We will need at least two variables here.  A string variable like before (we’ll use varContent again), and an Object variable (varRecordset) in which to store all the email records that contain the BodyHTML contents.  Here we’ve also decided to use a third variable called varMessageID, so that when we write the HTML table to files, we can use the email’s MessageID as part of the file name.

To write the list of BodyHTML values to an Object variable, we connect the Email Source to an out-of-box Recordset Destination (generally found in the “Other Desinations” section of the SSIS Toolbox).  As before in our Email Source, we will select BodyHTML in the Columns page.  This time we are also including MessageID for file naming purposes.

To configure the Recordset Destination, set the variable in the “Component Properties” tab using the dropdown arrow and selecting the Object variable you have created.

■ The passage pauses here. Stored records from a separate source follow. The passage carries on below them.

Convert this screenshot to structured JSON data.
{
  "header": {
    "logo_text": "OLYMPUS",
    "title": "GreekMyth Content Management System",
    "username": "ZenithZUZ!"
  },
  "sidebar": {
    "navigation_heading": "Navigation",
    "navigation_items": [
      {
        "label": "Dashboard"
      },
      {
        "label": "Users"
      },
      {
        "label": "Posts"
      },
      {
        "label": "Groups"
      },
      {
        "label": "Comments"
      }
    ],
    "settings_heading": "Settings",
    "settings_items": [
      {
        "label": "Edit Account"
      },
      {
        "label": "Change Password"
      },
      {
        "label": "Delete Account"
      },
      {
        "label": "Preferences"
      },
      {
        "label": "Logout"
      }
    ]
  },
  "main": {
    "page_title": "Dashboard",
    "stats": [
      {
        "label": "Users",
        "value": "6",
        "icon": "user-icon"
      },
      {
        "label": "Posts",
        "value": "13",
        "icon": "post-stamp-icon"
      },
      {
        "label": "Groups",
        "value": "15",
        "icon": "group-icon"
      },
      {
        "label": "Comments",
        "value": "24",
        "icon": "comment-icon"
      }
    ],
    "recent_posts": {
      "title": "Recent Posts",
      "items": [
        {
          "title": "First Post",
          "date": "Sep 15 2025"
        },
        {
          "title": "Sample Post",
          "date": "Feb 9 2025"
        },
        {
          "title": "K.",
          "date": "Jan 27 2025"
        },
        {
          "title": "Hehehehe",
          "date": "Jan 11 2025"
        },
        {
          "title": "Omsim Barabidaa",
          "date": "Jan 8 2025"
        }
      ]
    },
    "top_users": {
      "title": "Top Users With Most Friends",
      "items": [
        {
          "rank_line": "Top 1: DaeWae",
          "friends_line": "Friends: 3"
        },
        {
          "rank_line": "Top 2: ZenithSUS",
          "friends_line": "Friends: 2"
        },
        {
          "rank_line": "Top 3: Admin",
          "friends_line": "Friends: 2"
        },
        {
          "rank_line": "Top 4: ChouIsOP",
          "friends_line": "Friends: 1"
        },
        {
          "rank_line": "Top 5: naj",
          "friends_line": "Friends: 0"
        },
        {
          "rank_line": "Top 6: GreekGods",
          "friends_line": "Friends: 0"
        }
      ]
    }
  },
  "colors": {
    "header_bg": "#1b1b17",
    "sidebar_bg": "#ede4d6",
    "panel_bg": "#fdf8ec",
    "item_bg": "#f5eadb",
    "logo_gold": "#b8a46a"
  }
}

Then in the “Input Columns” tab, select BodyHTML.  We are also selecting MessageID, though if you did not add it to your selected Columns in the Email Source you will not see it here.  You do not need to configure anything in the “Input and Output Properties” tab.

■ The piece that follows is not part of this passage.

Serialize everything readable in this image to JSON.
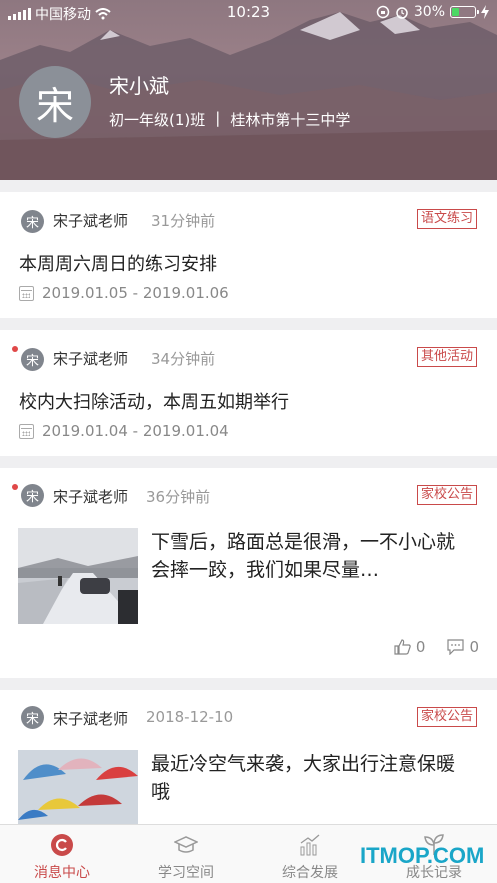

The above Data Flow Task gets connected to a Foreach Loop Editor.  Double click on the container to configure it.  On the “Collection” page, select “Foreach ADO Enumerator” from the Enumerator dropdown list.  In “Enumerator configuration”, select your Object variable as the ADO object source variable.

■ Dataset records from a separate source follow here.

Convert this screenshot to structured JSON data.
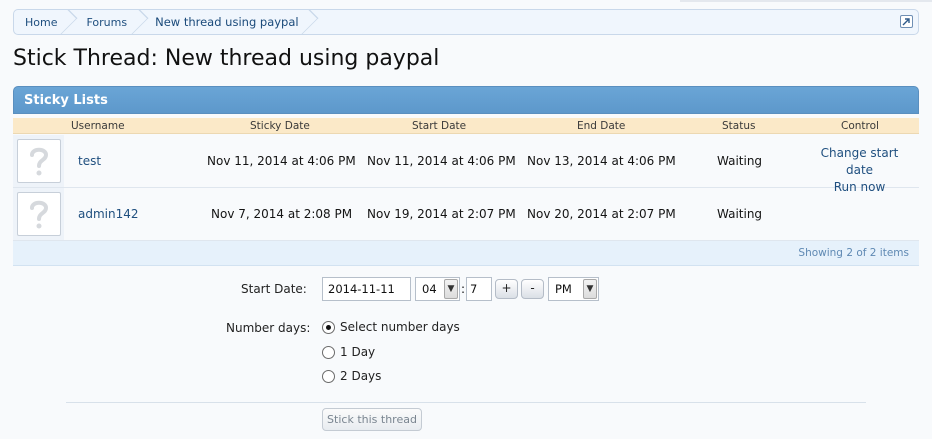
{
  "breadcrumb": {
    "home": "Home",
    "forums": "Forums",
    "current": "New thread using paypal",
    "jump_icon": "external-jump-icon"
  },
  "page_title": "Stick Thread: New thread using paypal",
  "panel": {
    "title": "Sticky Lists",
    "columns": {
      "username": "Username",
      "sticky_date": "Sticky Date",
      "start_date": "Start Date",
      "end_date": "End Date",
      "status": "Status",
      "control": "Control"
    },
    "rows": [
      {
        "avatar_icon": "default-avatar-question-icon",
        "username": "test",
        "sticky_date": "Nov 11, 2014 at 4:06 PM",
        "start_date": "Nov 11, 2014 at 4:06 PM",
        "end_date": "Nov 13, 2014 at 4:06 PM",
        "status": "Waiting",
        "controls": [
          "Change start date",
          "Run now"
        ]
      },
      {
        "avatar_icon": "default-avatar-question-icon",
        "username": "admin142",
        "sticky_date": "Nov 7, 2014 at 2:08 PM",
        "start_date": "Nov 19, 2014 at 2:07 PM",
        "end_date": "Nov 20, 2014 at 2:07 PM",
        "status": "Waiting",
        "controls": []
      }
    ],
    "footer": "Showing 2 of 2 items"
  },
  "form": {
    "start_date_label": "Start Date:",
    "date_value": "2014-11-11",
    "hour_value": "04",
    "separator": ":",
    "minute_value": "7",
    "plus_label": "+",
    "minus_label": "-",
    "ampm_value": "PM",
    "number_days_label": "Number days:",
    "options": [
      {
        "label": "Select number days",
        "checked": true
      },
      {
        "label": "1 Day",
        "checked": false
      },
      {
        "label": "2 Days",
        "checked": false
      }
    ],
    "submit_label": "Stick this thread"
  },
  "colors": {
    "panel_header": "#5d98cb",
    "column_header": "#fbe9c8",
    "link": "#1f4f7f"
  }
}
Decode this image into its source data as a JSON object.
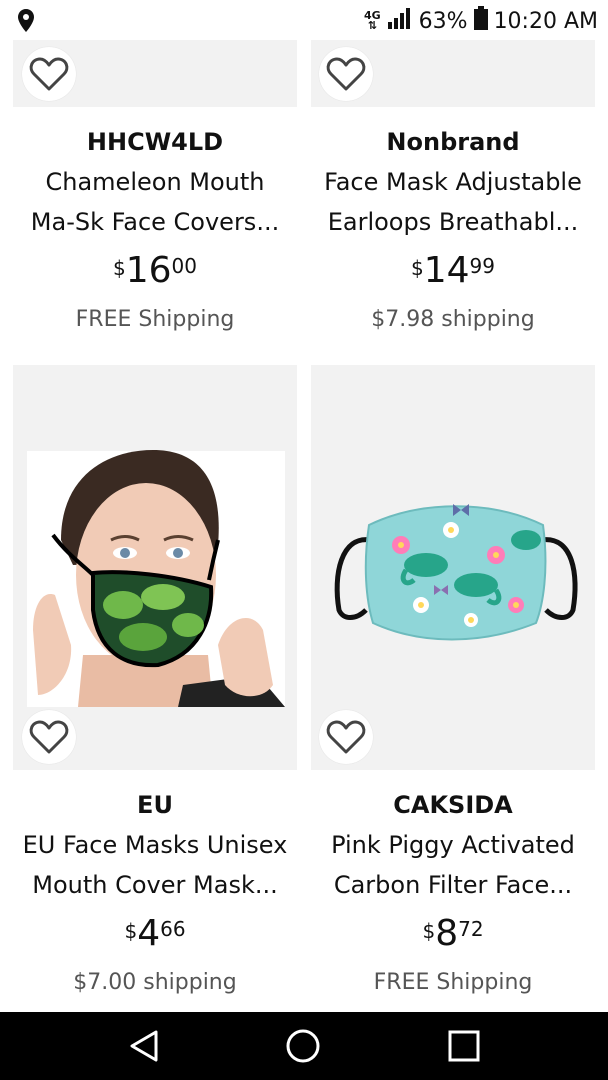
{
  "status_bar": {
    "network": "4G",
    "battery": "63%",
    "time": "10:20 AM"
  },
  "products": [
    {
      "brand": "HHCW4LD",
      "title_line1": "Chameleon Mouth",
      "title_line2": "Ma-Sk Face Covers...",
      "price_currency": "$",
      "price_whole": "16",
      "price_fraction": "00",
      "shipping": "FREE Shipping"
    },
    {
      "brand": "Nonbrand",
      "title_line1": "Face Mask Adjustable",
      "title_line2": "Earloops Breathabl...",
      "price_currency": "$",
      "price_whole": "14",
      "price_fraction": "99",
      "shipping": "$7.98 shipping"
    },
    {
      "brand": "EU",
      "title_line1": "EU Face Masks Unisex",
      "title_line2": "Mouth Cover Mask...",
      "price_currency": "$",
      "price_whole": "4",
      "price_fraction": "66",
      "shipping": "$7.00 shipping"
    },
    {
      "brand": "CAKSIDA",
      "title_line1": "Pink Piggy Activated",
      "title_line2": "Carbon Filter Face...",
      "price_currency": "$",
      "price_whole": "8",
      "price_fraction": "72",
      "shipping": "FREE Shipping"
    }
  ],
  "icons": {
    "location": "location-pin-icon",
    "signal": "signal-icon",
    "battery": "battery-icon",
    "favorite": "heart-outline-icon",
    "back": "back-triangle-icon",
    "home": "home-circle-icon",
    "recents": "recents-square-icon"
  }
}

For Variable Mappings, make sure you have the index order (starting from zero) matching the order of the fields in the Recordset Destination’s “Input Columns” page.  For Input Columns we had BodyHTML then MessageID, so here we give varContent (which contains BodyHTML) the first index, 0, and then varMessageID maps to the next Input Column (MessageID), which is index 1.  If you are not using MessageID, then you will only use varContent and Index 0.

When the package is executed, the Foreach Loop will cycle through the list of values in the Recordset, each time assigning a BodyHTML value to varContent and MessageID to varMessageID.

The Data Flow task inside the container is the same as the task in Example #1 above for a single email.  The only difference here is that we’ve parameterized the Destination File Path to include the MessageID as part of the filename.  To do this, first provide a placeholder path in the Destination File Path textbox.  Then click on the blue “fx” button on the Destination Editor.  In the Property Expressions Editor, select the “[Premium Flat File Destination].[DestinationFilePath]” property and click the ellipsis to bring up the Expression Builder window.  Enter your path in quotes and with double backslashes (a single backslash is taken as an escape character).  You can drag the variable from the top left section down to the expression and concatenate it there using “+” symbols.  Click the “Evaluate Expression” button to make sure it is valid and evaluates correctly.  Click OK on all the windows.

When the package is run, you will now receive all the tables from your emails, written to individual csv files with the MessageID as part of their file name.

Closing Notes

This wraps up this blog post, we hope that we have shown you an efficient way to handle reading tables in email content and storing it to a required destination. As we had mentioned above, if you wish to write the Email table contents to a Database table, then you could substitute the Premium Flat File Destination with a Premium ADO.NET Destination which is part of our SSIS Productivity Pack product. Similarly, for writing to Excel, the Premium Excel Destination component can be used.